The proceedings are being funded by Litigation Lending Services.

LLS chairman Shaun Bonétt said: “Our focus remains continuing to support First Nations people in their quest for justice from having their wages stolen and being subject to unimaginably difficult conditions for the betterment of Western Australia.”

Ron Harrington-Smith, a class action member who was four years old when he was forcibly taken from his mother to work at the Mount Margaret Mission in the north-eastern Goldfields region to service gold mines, said: “I can vividly remember, I couldn’t stop myself from crying.”

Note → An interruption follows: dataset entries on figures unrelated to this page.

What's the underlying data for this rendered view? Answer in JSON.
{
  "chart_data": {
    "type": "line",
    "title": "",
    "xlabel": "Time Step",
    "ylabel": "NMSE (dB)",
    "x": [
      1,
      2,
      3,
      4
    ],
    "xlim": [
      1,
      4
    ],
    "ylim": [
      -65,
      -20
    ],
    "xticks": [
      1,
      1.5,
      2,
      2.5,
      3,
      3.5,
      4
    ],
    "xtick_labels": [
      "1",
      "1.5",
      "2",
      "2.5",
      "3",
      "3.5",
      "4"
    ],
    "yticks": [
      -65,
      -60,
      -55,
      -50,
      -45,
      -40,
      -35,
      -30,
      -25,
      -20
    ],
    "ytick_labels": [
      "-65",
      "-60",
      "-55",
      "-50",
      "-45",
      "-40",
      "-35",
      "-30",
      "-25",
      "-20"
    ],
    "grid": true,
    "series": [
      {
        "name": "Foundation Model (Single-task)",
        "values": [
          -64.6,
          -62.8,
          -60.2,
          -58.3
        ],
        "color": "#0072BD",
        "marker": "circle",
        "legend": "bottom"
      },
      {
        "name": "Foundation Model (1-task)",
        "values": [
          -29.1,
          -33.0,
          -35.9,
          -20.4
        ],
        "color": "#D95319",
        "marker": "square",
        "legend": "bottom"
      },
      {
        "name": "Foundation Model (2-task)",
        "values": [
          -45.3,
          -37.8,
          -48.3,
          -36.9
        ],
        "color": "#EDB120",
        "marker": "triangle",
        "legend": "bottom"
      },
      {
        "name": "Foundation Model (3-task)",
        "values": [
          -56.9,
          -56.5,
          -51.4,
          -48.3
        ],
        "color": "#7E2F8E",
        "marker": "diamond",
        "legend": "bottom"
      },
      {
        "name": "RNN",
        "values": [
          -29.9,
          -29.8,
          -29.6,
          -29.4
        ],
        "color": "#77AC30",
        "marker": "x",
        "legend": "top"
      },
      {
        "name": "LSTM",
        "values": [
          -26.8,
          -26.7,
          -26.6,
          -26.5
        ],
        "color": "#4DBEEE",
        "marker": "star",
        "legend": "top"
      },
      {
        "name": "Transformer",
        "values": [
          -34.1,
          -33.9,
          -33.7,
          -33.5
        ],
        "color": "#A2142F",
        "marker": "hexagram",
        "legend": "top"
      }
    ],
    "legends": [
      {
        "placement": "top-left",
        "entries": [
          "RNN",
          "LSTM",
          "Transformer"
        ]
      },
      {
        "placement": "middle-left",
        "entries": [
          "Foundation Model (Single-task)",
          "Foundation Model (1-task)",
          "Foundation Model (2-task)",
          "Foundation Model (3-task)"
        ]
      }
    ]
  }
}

In a statement, Shine said that Mr Harrington-Smith’s duties as a child included chopping and carting wood to missionaries in their houses, marshalling livestock and cleaning soiled toilet pans by emptying them down a mineshaft.

“All of this was barefoot and in squalid conditions. I worked on stations, marshalling sheep or cattle, and they might have given us some tucker, like spuds and onions, but we never got paid. It was a hard life in a drought-stricken country and then when I chased the station owners around for my pay, they would say they couldn’t pay me and they blamed the government,” he said.

“I believe in this class action because the government is at fault for taking children in an inhumane way. They snatched us as children and they had no mercy for us. It’s hard to imagine that we endured all this suffering. It is unfair and appalling, and they have to be found guilty of the facts and pay us back the stolen wages which are owed.”

The proceedings against the Western Australian government come as the parliamentary inquiry into litigation funding continues. Lawyers Weekly has been covering the various submissions to the inquiry from litigation funders, plaintiff and defendant firms and other interested stakeholders, all of which are available on the Lawyers Weekly website.

“Class actions offer hope to people who would otherwise struggle to fund legal action against governments and corporations with deep pockets and this case is no different,” Ms Saddler said.

Shine noted that anyone who is subject to the relevant legislation who had their wages stolen is eligible to join the class action, including descendants of deceased workers and their estates.